AMERİKA’DA İSLAM’IN ERKEN TEMELLERİ
Bilali ve Bilali Mohammed’in yaşadığı dönemin, sadece dini inançlar değil, aynı zamanda kimlik, gurur ve toplumsal bağların da şekillendiği bir dönem olduğunu söyleyebiliriz. Amerika’daki bu erken İslam mirası, kölelerin kimliklerini ve dini pratiklerini sürdürmelerine nasıl olanak tanındığını gözler önüne sermektedir. Bilali Mohammed, aynı zamanda Sapelo Adası’nda yazdığı fıkıh kitabıyla da tanınmaktadır.

Bu kitap, Batı Afrika’daki şeriat uygulamalarını detaylandıran ilk İslami metinlerden biri olup, Amerika’da yazılan ilk İslami eserlerden sayılmaktadır. Bugün, Bilali Mohammed ve Salih Bilali’nin hatıraları, Amerika’daki Müslüman toplumunun temellerini atmış ve bu inançlar, nesiller boyu süren bir mirasa dönüşmüştür.

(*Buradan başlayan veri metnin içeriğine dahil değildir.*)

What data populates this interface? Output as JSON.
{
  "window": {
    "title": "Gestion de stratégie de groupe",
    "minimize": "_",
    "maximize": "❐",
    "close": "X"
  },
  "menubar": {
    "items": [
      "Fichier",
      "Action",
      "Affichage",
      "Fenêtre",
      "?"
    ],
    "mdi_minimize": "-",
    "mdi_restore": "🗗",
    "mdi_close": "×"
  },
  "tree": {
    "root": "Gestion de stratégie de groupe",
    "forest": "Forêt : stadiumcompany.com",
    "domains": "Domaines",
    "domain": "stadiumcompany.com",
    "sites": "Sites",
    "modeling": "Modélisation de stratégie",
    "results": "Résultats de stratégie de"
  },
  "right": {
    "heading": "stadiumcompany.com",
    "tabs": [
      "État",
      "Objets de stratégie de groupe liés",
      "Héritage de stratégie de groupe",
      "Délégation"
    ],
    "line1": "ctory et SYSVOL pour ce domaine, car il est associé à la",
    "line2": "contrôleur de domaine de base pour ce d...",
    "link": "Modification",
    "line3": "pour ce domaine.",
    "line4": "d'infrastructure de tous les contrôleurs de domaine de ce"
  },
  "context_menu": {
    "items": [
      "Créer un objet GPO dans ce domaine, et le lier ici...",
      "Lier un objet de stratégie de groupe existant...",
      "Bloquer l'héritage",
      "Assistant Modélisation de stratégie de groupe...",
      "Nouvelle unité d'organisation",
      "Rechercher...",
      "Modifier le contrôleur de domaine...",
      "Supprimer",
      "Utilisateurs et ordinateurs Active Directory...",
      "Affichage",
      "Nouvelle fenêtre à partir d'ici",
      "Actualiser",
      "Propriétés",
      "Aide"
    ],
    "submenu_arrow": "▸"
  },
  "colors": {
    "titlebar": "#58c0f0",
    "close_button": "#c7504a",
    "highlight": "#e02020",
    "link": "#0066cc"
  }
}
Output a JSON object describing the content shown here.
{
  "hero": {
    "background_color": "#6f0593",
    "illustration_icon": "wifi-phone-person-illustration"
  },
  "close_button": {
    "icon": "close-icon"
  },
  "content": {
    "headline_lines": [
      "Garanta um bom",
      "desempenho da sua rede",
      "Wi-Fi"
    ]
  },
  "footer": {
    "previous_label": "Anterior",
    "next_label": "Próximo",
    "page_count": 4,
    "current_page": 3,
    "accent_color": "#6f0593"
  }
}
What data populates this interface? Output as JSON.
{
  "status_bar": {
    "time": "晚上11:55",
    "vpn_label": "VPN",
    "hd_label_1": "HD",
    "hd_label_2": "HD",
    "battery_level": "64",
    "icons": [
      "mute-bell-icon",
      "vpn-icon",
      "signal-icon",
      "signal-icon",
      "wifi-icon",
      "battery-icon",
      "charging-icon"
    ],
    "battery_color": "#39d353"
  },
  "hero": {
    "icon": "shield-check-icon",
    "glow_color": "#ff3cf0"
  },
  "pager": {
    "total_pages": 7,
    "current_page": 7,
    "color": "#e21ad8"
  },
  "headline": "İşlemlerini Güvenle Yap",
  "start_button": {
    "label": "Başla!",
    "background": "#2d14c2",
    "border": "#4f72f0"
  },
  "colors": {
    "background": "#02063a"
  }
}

KÖLELİK SİSTEMİ VE DİNİ KİMLİKLERİN SÜRDÜRÜLMESİ
Amerika’daki deniz adalarındaki kölelik sistemi, bu kölelerin sadece çalışmakla kalmayıp, aynı zamanda dini kimliklerini ve kültürel miraslarını da nasıl sürdürdüklerini gösteren çarpıcı bir örnektir. Bilali ve Bilali Mohammed’in hikayeleri, köleliğin zorlayıcı koşullarına rağmen, İslam ve kültürün bu topraklarda nasıl kök saldığının güçlü bir anlatısıdır. Bu figürlerin yaşamları, kölelerin dini kimliklerini nasıl muhafaza ettiklerini ve kendi kimliklerini kurduklarını gözler önüne seriyor. Bu, yalnızca bir dinin değil, aynı zamanda bir kültürün, kimliğin ve direncin simgesidir.